Sunday, January 20, 2008

Copán, Honduras and our journey to Roatán

If you're into all things Mayan (and I'm sure everyone secretly wants to be) Copán is a must-see on the Mayan trail. It's sculptures are some of the best preserved in Central America and, although not as awe-inspiringly huge as Tikal, amazing in their own right.

It's also the main crossing point between Guatemala and Honduras and we thought it'd be a great place to overnight, rather than in either Guatemala City or La Ceiba (the dodgy port town on the coast of Honduras and main access point to the Bay Islands).

Copán Ruinas, confusingly, is actually the name of the town that is located about half an hour from the Guatemalan border. The actual ruins are another 1 km on the other side of town. Copán Ruinas is a cute little village, with cobbled streets, white-walled houses and terracotta rooves. When we arrived in town, we spent a little bit of time trying to find a place to stay, then set out by tuk tuk to the ruins.


Outside the ruins is a macaw sanctuary, very large, loud and colourful birds that hopped around without any ties to the aviary, they just must like it there that much!


It is a short walk from the main administrative building to the ruins which fill the area. One of the most famous in the park is below, representing king 18 Rabbits who was responsible for much of the buildings and development in Copán.

It was interesting that some of the actual ruins in the park have been replaced by replicas for the protection of the original carvings - I believe the above could be a replica with the original in a museum. One of the most amazing structures in the park is a sculpted and carved staircase, now protected by a canopy that is replaced from time to time. Note the detail in the stairs - absolutely amazing. The symbols make up a story in the Mayan language, thousands of characters long.

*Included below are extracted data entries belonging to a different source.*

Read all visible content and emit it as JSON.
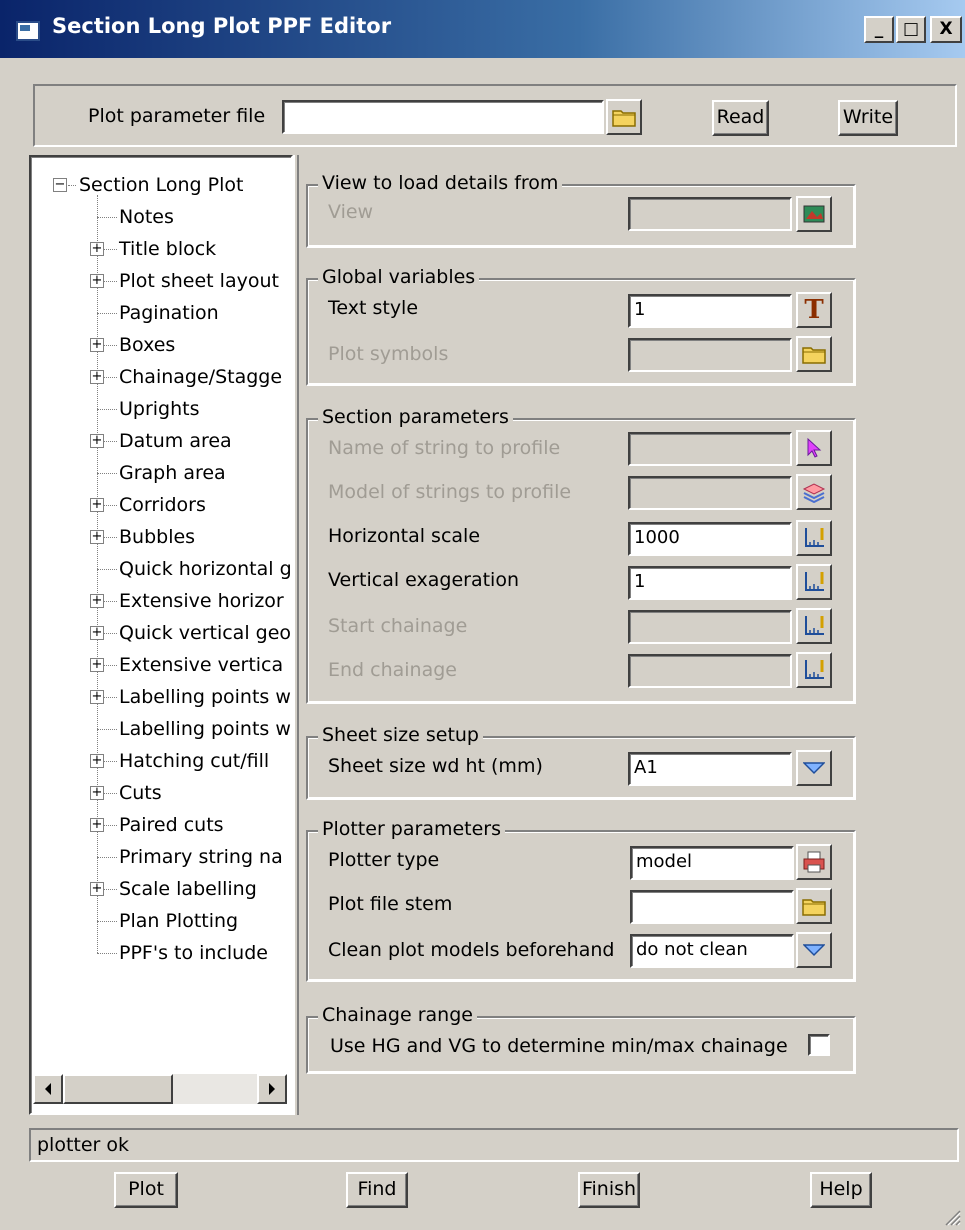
{
  "window": {
    "title": "Section Long Plot PPF Editor",
    "controls": {
      "minimize": "_",
      "maximize": "□",
      "close": "X"
    }
  },
  "top": {
    "ppf_label": "Plot parameter file",
    "ppf_value": "",
    "read_label": "Read",
    "write_label": "Write"
  },
  "tree": {
    "root": "Section Long Plot",
    "items": [
      {
        "label": "Notes",
        "expandable": false
      },
      {
        "label": "Title block",
        "expandable": true
      },
      {
        "label": "Plot sheet layout",
        "expandable": true
      },
      {
        "label": "Pagination",
        "expandable": false
      },
      {
        "label": "Boxes",
        "expandable": true
      },
      {
        "label": "Chainage/Stagge",
        "expandable": true
      },
      {
        "label": "Uprights",
        "expandable": false
      },
      {
        "label": "Datum area",
        "expandable": true
      },
      {
        "label": "Graph area",
        "expandable": false
      },
      {
        "label": "Corridors",
        "expandable": true
      },
      {
        "label": "Bubbles",
        "expandable": true
      },
      {
        "label": "Quick horizontal g",
        "expandable": false
      },
      {
        "label": "Extensive horizor",
        "expandable": true
      },
      {
        "label": "Quick vertical geo",
        "expandable": true
      },
      {
        "label": "Extensive vertica",
        "expandable": true
      },
      {
        "label": "Labelling points w",
        "expandable": true
      },
      {
        "label": "Labelling points w",
        "expandable": false
      },
      {
        "label": "Hatching cut/fill",
        "expandable": true
      },
      {
        "label": "Cuts",
        "expandable": true
      },
      {
        "label": "Paired cuts",
        "expandable": true
      },
      {
        "label": "Primary string na",
        "expandable": false
      },
      {
        "label": "Scale labelling",
        "expandable": true
      },
      {
        "label": "Plan Plotting",
        "expandable": false
      },
      {
        "label": "PPF's to include",
        "expandable": false
      }
    ]
  },
  "groups": {
    "view": {
      "title": "View to load details from",
      "view_label": "View",
      "view_value": ""
    },
    "global": {
      "title": "Global variables",
      "text_style_label": "Text style",
      "text_style_value": "1",
      "plot_symbols_label": "Plot symbols",
      "plot_symbols_value": ""
    },
    "section": {
      "title": "Section parameters",
      "name_label": "Name of string to profile",
      "name_value": "",
      "model_label": "Model of strings to profile",
      "model_value": "",
      "hscale_label": "Horizontal scale",
      "hscale_value": "1000",
      "vexag_label": "Vertical exageration",
      "vexag_value": "1",
      "start_label": "Start chainage",
      "start_value": "",
      "end_label": "End chainage",
      "end_value": ""
    },
    "sheet": {
      "title": "Sheet size setup",
      "size_label": "Sheet size wd ht (mm)",
      "size_value": "A1"
    },
    "plotter": {
      "title": "Plotter parameters",
      "type_label": "Plotter type",
      "type_value": "model",
      "stem_label": "Plot file stem",
      "stem_value": "",
      "clean_label": "Clean plot models beforehand",
      "clean_value": "do not clean"
    },
    "chainage": {
      "title": "Chainage range",
      "use_label": "Use HG and VG to determine min/max chainage",
      "use_checked": false
    }
  },
  "status": {
    "message": "plotter ok"
  },
  "bottom": {
    "plot_label": "Plot",
    "find_label": "Find",
    "finish_label": "Finish",
    "help_label": "Help"
  },
  "colors": {
    "dialog_bg": "#d4d0c8",
    "titlebar_start": "#0a246a",
    "titlebar_end": "#a6caf0",
    "disabled_text": "#a09c94"
  }
}
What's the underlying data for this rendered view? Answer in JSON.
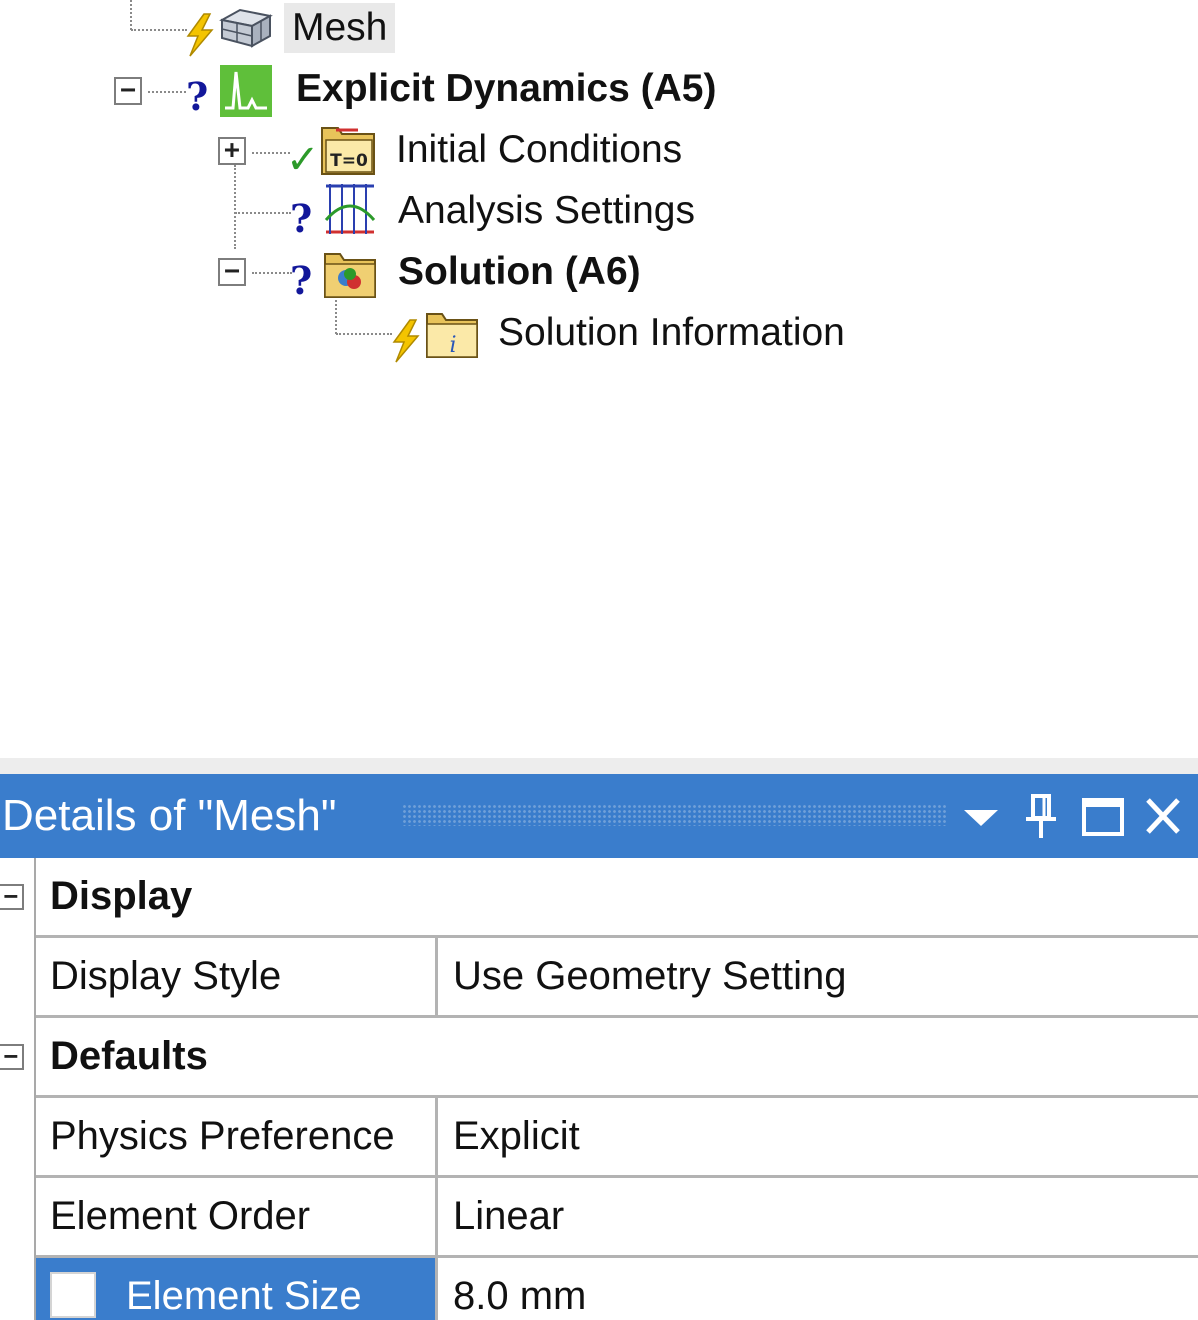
{
  "tree": {
    "items": [
      {
        "label": "Mesh",
        "bold": false,
        "selected": true,
        "status": "lightning",
        "icon": "mesh-icon"
      },
      {
        "label": "Explicit Dynamics (A5)",
        "bold": true,
        "status": "question",
        "icon": "explicit-dynamics-icon",
        "toggle": "−"
      },
      {
        "label": "Initial Conditions",
        "bold": false,
        "status": "check",
        "icon": "initial-conditions-icon",
        "toggle": "+"
      },
      {
        "label": "Analysis Settings",
        "bold": false,
        "status": "question",
        "icon": "analysis-settings-icon"
      },
      {
        "label": "Solution (A6)",
        "bold": true,
        "status": "question",
        "icon": "solution-icon",
        "toggle": "−"
      },
      {
        "label": "Solution Information",
        "bold": false,
        "status": "lightning",
        "icon": "solution-information-icon"
      }
    ],
    "status_glyphs": {
      "question": "?",
      "check": "✓",
      "lightning": "⚡"
    },
    "icon_text": {
      "t0": "T=0",
      "info": "i"
    }
  },
  "details": {
    "title": "Details of \"Mesh\"",
    "header_buttons": [
      "dropdown-icon",
      "pin-icon",
      "maximize-icon",
      "close-icon"
    ],
    "categories": [
      {
        "label": "Display",
        "toggle": "−",
        "rows": [
          {
            "property": "Display Style",
            "value": "Use Geometry Setting"
          }
        ]
      },
      {
        "label": "Defaults",
        "toggle": "−",
        "rows": [
          {
            "property": "Physics Preference",
            "value": "Explicit"
          },
          {
            "property": "Element Order",
            "value": "Linear"
          },
          {
            "property": "Element Size",
            "value": "8.0 mm",
            "selected": true,
            "checkbox": false
          }
        ]
      }
    ]
  },
  "colors": {
    "header_blue": "#3a7dcc",
    "selection_blue": "#3a7dcc",
    "question_mark": "#12179a",
    "check_green": "#2c9a2a",
    "lightning_yellow": "#f4c400",
    "explicit_icon_green": "#5fbf3a"
  }
}
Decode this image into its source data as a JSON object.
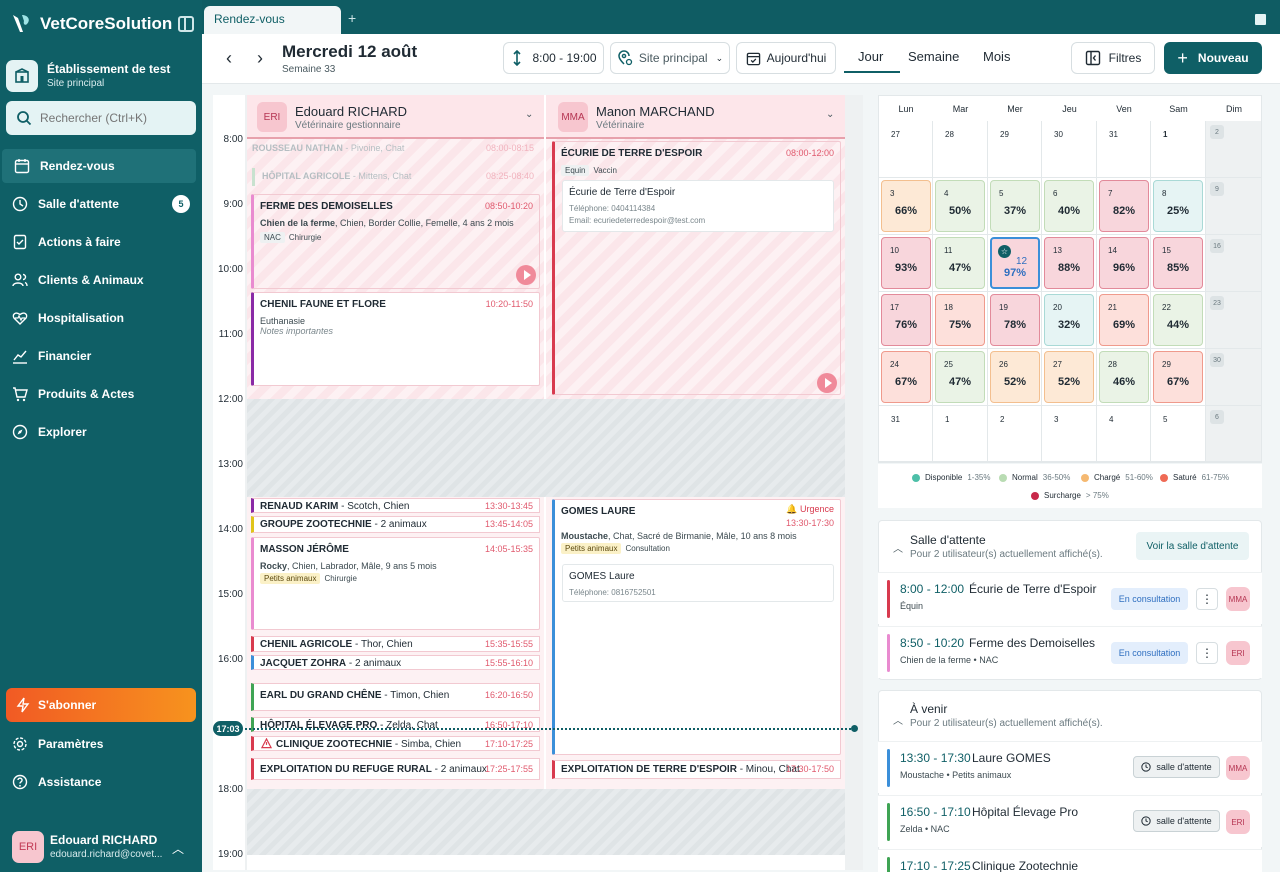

Steph and I were both pretty tired given our big night out in Antigua as well as long bus ride, however the ruins were not crowded at all and very peaceful, so it was a great place to recover and get prepared for another long journey the next day.

We returned to our hotel, had fantastic king size burritoes for dinner at Café ViaVia and had an early night in order to be up at 4:30am for a 5:15am Hedman Alas bus to the coast.

We woke up bright and early in the morning and almost walked right over the night watchman who was asleep in the middle of the hallway. Bleary-eyed, he unlocked the heavily bolted metal bars and let us loose into the early morning darkness of Copán. Not a tuk tuk, taxi or rickshaw to be seen, meant that we had to half-jog the kilometre or so across town in the early morning mistiness - an interesting adventure in itself!

We got to the bus station without incident and were delighted to see that our seats could fully recline and the bus was fairly new with all the mod-cons! Fantastic! We had a beautiful snooze, short wait in San Pedro and arrived in La Ceiba around 1:00pm. We caught a taxi to the airport and bought tickets on the next flight out to Roatán at 3:20pm. Having nothing to do for a couple of hours, we bought a couple of empanadas and tacos and read our books until we could commence boarding.

As we were walking across the tarmac, Steph started saying that she was feeling nauseous. I didn't pay much attention as I thought it was maybe a little fear factor of the tin can with wings and props that we were heading out to board, however as we sat crammed into the tiny plane with a dozen other people on board, I looked over to see a very pale and sweating Steph, looking at me with wide eyes that said only one thing - "I am going to vomit....NOW!!"

The plane was accelerating up the runway as we frantically searched in the seat pockets in front of us to discover only a life jacket and nothing else - what kind of tin can prop plane doesn't have yak sacks? Steph ripped open a life jacket and, using the bag that it was contained in, proceeded to hurl up the two-week old (we supposed) taco and empanada combination that we had recently consumed in the airport, all the while apologising to the lady across the aisle between heaves. The lady kindly smiled, said nothing and gave Steph a plastic shopping bag to replace the overflowing lifejacket bag as the tin can we were all seated in leapt into the air.

And then after all was said and done, Steph felt perfectly OK with nothing but a bag of vomit and a couple of drops on her pants as evidence that anything had happened at all! We learnt our first Honduras lesson: "Beware of dodgy airport tacos in Honduras".

After about 20 minutes, we landed in Roatán safely and bargained down a cab to take us out to the West End, looking forward to a week and half of great diving!